European drug regulators have maintained their favorable position on the Alzheimer’s treatment Leqembi, developed by Eisai and Biogen, following a supplementary safety assessment. This development paves the way for the European Commission to make its final approval decision, according to an announcement from the pharmaceutical companies on Friday.
The European Medicines Agency’s renewed endorsement came after the European Commission requested an evaluation of newly available safety information that emerged subsequent to the EMA panel’s initial positive recommendation in November. After conducting this additional review, the committee stood firm in its original position.
Should approval be granted, Leqembi would become available across the European Economic Area’s 30 member states, where approximately 22 million individuals suffer from Alzheimer’s-related impairments or dementia. This represents a significant turnaround for the drug in Europe, particularly considering the EMA’s initial rejection before reversing its stance following an appeal by the pharmaceutical companies.
Leqembi, along with its competitor Kisunla from Eli Lilly, works by eliminating toxic amyloid beta proteins from the brains of Alzheimer’s patients, resulting in a modest slowdown of disease progression. However, these treatments carry the risk of ARIA (amyloid-related imaging abnormalities), which can manifest as brain swelling or microscopic bleeding.
The occurrence of ARIA-related incidents has led to cautious approaches from Alzheimer’s specialists when prescribing either Leqembi or Kisunla. Similar concerns were initially expressed by the EMA panel, which led to their first rejection of Leqembi in July, stating that the drug’s cognitive decline-slowing benefits did not adequately offset its serious side effect risks.

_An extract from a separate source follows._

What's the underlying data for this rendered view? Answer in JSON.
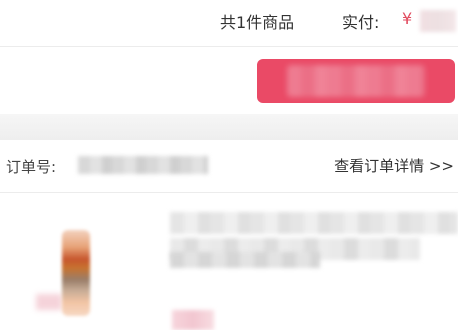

Following this rejection, Eisai and Biogen initiated an appeal process, which typically has a low success rate for reversing such decisions. However, the companies succeeded in their appeal when the panel subsequently determined that ARIA risks were sufficiently low in certain genetic populations to warrant the drug’s use. Specifically, the panel found that individuals with either no copies or a single copy of the ApoE4 gene variant faced acceptable risk levels, while those carrying two copies of the variant – who typically experience earlier disease onset – faced risks deemed too significant.
This latest development marks a crucial step forward in expanding treatment options for Alzheimer’s patients across Europe, though careful consideration of genetic factors will play a key role in determining suitable candidates for the therapy. The progression toward potential European approval underscores the evolving landscape of Alzheimer’s treatment, where the balance between therapeutic benefits and safety concerns continues to shape regulatory decisions and clinical practice.
The journey of Leqembi in Europe illustrates the complex nature of drug approval processes, particularly for treatments targeting challenging conditions like Alzheimer’s disease. The successful appeal and subsequent maintenance of the positive opinion demonstrate how additional data and careful risk-benefit analysis can influence regulatory outcomes, potentially leading to broader access to new therapeutic options for patients in need.